I remember the culprit uncle scrambling round the floor on hands and knees scooping up all the pieces he could find, he then hurled the bits of teapot in the bin, on top of the left-overs from Christmas dinner.

'Whatever are you doing?' my grandmother demanded. 'You can't throw it away!' 'Mother, that teapot will never hold tea again,' he said firmly.

She simply refused to accept such a terrible thought 'Anything can be mended,' she declared, and pushing past him, began snatching the pieces from amongst the debris, collecting them carefully in her apron.

After our hasty departure on that fateful Christmas afternoon, I did not see granny for a number of months. I often thought about her and wondered if she would manage to glue all the bits of her teapot back together again.

It was the following July before I went back to see her again, and the first thing I did was to dash into the dining-room.

Pressing my little nose flat against the doors of the glass cabinet. I looked for the teapot. It wasn't there. Only a dark circle where the velvet had not faded showed where it had once stood so proudly. Poor Granny, I thought she had failed.

Sadly, I turned round, and there on the window ledge in the sunshine I saw it - what was left of it anyway. Obviously, she had not managed to find all the pieces: most of the spout was missing, as was the lid, and the handle looked very odd. Like an excavated Egyptian vase in a museum, the teapot was full of little jagged holes and cracks. But Granny had green fingers, she could make anything grow - anywhere. She had filled the carcass of the teapot with rich compost, and out of these holes grew all kinds of beautiful little plants and flowers.

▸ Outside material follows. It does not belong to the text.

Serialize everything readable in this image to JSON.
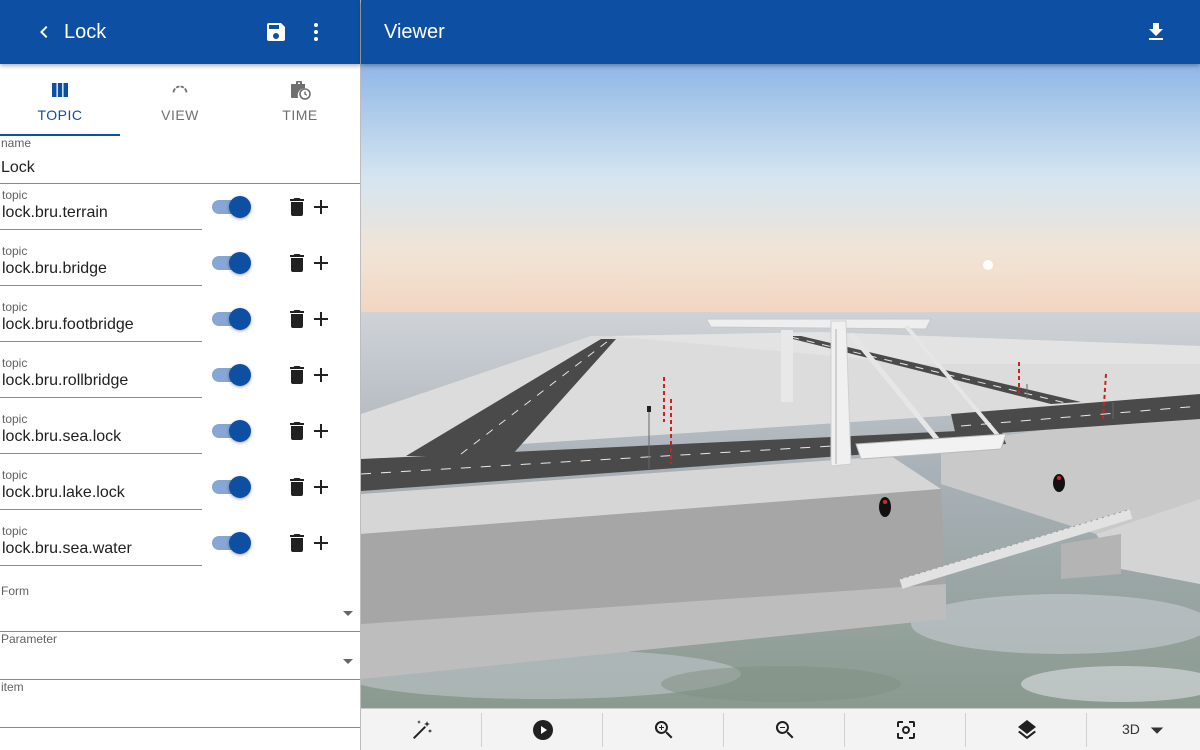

Miniature ferns and variegated ivy poked their way out of the gaps, and a begonia with tiny orange flowers cascaded from the hole where the lid should have been, reminding me of soap bubbles escaping from an over filled washing-machine. The teapot looked so lovely that it took my breath away. 'It's not the same; it never will be,' said Granny, coming up behind me. 'But everyone who comes to see me these days tells me how lovely it looks. I always used to say, "A thing of beauty is a joy forever", she added thoughtfully, 'and I suppose it is still beautiful, but in a different sort of way.'

Granny's teapot had been broken in pieces, it was a mess, it seemed a hopeless case. Maybe Granny at one point did not feel it was worth continuing with the intricate repair job if her precious teapot

could never be the same again. How did she feel about the person who had dropped it? I know she was furious with him at first, but later she must have decided to set aside her resentment, or she could never have lavished so much loving care on reshaping her treasure.